Open Review

Open Review is an umbrella term for a variety of methods that intend to open the process of (peer) review, which is the traditional way to assure quality in science. Drafted journal articles or grant applications are examined and commented by scientists from the same domain and can be either discarded, revised or accepted. However, these traditional single-blind or double-blind approaches have been criticized for lengthy and unfair publication processes.

To counteract these shortcomings Open Review emphasize transparency as well as accountability. To achieve these goals multiple methods can be employed:

  • The identities of the author(s) and reviewer(s) are known to each other – Open Identities
  • The reports by the reviewer(s) are published alongside the article – Open Reports
  • The article is openly published and the community can comment on its content or write reports without a formal review invitation – Open Participation

One of the earliest journals to opt for an open review process was the British Medical Journal (BMJ) in 1999. Since then the uptake of open review approaches has been slow with the topic remaining controversially discussed. However, more Open Review platforms and journals have emerged.
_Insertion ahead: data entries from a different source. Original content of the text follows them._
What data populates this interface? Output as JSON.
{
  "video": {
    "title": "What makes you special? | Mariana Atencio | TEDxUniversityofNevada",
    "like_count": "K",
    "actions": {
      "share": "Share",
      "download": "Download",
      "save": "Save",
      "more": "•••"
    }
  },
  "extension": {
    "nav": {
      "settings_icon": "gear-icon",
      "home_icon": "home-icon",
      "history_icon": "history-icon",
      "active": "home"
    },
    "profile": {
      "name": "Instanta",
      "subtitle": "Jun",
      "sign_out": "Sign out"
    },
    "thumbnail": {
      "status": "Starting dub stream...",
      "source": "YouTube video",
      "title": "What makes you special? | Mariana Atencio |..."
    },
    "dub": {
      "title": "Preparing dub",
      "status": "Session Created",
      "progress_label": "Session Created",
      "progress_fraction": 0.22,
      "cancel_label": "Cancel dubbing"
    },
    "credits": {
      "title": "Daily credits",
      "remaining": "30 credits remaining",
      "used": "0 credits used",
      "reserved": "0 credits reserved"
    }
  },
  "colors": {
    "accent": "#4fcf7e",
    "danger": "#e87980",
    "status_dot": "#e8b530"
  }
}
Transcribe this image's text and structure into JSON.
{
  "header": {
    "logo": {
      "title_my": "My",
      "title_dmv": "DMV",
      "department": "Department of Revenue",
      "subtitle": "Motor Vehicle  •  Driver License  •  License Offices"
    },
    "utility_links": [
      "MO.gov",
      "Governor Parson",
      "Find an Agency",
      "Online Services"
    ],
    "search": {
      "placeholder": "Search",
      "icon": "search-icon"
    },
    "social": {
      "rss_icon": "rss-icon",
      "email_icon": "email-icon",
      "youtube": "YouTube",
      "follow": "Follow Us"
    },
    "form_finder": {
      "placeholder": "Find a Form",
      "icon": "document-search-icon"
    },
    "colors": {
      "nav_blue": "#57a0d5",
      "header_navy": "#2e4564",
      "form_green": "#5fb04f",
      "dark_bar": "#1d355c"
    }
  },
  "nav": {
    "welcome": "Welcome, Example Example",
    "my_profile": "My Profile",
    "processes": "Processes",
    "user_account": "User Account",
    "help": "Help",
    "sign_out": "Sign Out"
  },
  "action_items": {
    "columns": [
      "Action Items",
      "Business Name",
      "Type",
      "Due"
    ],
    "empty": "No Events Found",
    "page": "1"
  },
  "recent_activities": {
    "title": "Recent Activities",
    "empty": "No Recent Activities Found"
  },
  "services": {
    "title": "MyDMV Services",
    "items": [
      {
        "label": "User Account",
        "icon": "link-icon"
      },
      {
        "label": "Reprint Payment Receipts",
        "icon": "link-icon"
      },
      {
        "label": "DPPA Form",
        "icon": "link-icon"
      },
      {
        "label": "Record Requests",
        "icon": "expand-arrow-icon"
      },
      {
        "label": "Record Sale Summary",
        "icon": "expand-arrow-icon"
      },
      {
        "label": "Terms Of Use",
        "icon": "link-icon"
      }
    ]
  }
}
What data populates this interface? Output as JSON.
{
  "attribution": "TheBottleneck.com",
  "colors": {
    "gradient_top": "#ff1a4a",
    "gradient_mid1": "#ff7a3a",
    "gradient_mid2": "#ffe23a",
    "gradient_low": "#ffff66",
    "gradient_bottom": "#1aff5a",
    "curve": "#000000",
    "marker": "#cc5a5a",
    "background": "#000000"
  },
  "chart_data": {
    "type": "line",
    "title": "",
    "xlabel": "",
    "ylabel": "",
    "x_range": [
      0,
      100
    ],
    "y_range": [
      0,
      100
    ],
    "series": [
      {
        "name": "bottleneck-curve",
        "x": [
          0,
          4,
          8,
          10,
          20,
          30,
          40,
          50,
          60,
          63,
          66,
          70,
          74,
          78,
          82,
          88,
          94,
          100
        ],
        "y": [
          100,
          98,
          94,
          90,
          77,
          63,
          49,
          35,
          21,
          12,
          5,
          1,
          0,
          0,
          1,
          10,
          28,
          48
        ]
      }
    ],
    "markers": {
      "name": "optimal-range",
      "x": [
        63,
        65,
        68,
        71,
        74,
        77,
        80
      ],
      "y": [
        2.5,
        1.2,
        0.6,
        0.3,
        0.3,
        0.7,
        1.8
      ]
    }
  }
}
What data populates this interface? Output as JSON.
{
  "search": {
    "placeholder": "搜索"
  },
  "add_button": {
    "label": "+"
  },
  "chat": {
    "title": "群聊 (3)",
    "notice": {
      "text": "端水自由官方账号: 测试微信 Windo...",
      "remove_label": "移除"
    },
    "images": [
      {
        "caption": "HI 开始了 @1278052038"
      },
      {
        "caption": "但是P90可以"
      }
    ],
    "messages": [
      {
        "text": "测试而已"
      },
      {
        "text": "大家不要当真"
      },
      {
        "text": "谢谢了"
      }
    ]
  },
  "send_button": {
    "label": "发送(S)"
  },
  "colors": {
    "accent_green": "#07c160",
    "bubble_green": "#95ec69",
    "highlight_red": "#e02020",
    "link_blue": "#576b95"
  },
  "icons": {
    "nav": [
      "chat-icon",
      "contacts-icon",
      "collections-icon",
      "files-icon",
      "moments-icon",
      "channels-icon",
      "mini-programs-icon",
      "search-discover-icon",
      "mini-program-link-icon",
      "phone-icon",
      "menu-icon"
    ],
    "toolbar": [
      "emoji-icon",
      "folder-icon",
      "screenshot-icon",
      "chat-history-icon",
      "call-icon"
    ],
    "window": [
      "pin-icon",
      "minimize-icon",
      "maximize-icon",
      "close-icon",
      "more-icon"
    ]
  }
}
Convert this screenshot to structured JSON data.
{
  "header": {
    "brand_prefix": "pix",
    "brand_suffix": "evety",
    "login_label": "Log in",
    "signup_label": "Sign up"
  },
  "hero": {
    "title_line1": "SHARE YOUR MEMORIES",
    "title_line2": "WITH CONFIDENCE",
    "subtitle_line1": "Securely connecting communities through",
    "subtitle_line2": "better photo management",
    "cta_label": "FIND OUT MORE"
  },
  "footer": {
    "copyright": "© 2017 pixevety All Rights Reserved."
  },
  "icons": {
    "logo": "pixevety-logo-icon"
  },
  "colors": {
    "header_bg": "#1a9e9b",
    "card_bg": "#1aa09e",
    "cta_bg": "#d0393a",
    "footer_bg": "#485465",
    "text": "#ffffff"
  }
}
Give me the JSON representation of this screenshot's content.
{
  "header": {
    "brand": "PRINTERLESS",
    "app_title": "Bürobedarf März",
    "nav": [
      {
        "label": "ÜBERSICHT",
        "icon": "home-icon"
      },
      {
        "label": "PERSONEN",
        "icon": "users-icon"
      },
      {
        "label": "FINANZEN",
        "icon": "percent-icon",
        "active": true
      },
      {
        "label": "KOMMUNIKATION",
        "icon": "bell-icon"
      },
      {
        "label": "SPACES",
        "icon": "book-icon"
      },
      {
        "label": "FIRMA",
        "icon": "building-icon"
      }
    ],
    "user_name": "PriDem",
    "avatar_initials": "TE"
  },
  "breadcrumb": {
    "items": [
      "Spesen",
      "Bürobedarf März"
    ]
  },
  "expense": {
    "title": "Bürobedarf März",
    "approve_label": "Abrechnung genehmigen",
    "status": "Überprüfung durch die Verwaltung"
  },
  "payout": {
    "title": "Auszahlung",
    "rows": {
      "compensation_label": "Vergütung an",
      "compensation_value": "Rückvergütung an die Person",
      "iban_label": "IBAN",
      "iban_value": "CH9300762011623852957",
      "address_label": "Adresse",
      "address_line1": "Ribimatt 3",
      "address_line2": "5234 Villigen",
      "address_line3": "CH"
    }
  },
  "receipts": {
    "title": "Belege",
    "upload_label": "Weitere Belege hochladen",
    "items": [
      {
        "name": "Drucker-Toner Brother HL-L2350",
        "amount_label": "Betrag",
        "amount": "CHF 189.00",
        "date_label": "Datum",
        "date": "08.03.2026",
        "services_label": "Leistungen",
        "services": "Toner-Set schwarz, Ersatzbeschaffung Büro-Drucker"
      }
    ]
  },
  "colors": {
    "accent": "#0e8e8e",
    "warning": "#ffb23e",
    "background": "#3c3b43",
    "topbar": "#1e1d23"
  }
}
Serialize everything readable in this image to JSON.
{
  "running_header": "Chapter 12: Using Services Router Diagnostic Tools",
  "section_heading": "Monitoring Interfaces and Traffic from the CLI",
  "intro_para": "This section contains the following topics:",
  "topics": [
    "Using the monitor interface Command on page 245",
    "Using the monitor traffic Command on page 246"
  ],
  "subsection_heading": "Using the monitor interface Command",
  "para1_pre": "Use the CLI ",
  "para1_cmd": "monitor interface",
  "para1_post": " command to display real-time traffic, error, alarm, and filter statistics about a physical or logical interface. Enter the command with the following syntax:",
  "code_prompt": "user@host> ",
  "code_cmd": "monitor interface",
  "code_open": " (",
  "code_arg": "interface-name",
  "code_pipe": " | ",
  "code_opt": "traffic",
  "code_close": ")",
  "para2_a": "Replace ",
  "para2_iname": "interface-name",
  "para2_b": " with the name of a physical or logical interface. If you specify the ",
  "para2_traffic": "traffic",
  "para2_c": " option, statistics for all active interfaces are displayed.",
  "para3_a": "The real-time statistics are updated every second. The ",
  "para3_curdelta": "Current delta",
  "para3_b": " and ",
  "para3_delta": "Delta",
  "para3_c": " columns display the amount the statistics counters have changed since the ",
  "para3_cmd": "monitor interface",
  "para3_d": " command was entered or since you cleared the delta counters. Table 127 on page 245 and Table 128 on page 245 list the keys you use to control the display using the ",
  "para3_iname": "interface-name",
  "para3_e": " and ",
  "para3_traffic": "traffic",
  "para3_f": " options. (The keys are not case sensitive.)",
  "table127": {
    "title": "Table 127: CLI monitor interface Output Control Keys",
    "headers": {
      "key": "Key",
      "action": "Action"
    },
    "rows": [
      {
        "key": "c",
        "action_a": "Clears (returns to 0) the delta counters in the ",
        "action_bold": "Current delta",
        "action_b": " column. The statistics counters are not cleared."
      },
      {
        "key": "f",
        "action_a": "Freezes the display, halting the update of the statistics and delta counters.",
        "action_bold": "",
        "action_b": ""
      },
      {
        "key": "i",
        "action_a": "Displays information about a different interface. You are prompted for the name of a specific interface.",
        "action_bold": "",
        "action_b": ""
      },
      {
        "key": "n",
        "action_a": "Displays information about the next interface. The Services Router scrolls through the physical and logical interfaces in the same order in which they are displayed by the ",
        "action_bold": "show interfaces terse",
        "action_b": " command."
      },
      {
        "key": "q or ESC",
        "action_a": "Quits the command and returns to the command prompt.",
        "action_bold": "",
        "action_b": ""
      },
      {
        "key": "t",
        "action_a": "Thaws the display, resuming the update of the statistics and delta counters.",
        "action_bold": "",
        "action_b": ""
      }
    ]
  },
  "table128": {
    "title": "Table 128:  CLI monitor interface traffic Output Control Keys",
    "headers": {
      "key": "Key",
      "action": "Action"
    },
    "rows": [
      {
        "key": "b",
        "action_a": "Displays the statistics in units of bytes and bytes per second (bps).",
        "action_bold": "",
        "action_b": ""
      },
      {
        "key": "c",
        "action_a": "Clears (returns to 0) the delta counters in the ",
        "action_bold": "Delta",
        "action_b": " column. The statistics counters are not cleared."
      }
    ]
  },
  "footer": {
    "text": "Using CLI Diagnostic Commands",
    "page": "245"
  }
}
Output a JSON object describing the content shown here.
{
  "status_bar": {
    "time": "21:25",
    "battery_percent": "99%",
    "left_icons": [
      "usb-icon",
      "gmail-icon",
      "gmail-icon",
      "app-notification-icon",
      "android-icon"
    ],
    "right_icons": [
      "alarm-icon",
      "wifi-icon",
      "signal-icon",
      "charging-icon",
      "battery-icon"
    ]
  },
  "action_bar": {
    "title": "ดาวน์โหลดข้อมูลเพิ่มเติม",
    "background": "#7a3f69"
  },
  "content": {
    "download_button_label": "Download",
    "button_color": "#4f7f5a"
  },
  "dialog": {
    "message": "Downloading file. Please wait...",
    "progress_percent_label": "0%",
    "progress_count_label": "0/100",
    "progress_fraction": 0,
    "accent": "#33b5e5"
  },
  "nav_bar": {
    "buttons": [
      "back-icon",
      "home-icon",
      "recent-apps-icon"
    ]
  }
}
Within the MPG some Open Review platforms and overlay journals are supported to give researches the opportunity to make use of this Open Science facet.

  • Peer Review
    • eLife – an independent nonprofit committed to improving the way research is reviewed and communicated
    • Atmospheric Chemistry and Physics (ACP) – a not-for-profit international scientific journal dedicated to the publication and public discussion of studies investigating Earth’s atmosphere and the underlying chemical and physical processes.
    • Peer Community In – a non-profit organization of researchers offering peer review, recommendation and publication of scientific articles in open access for free.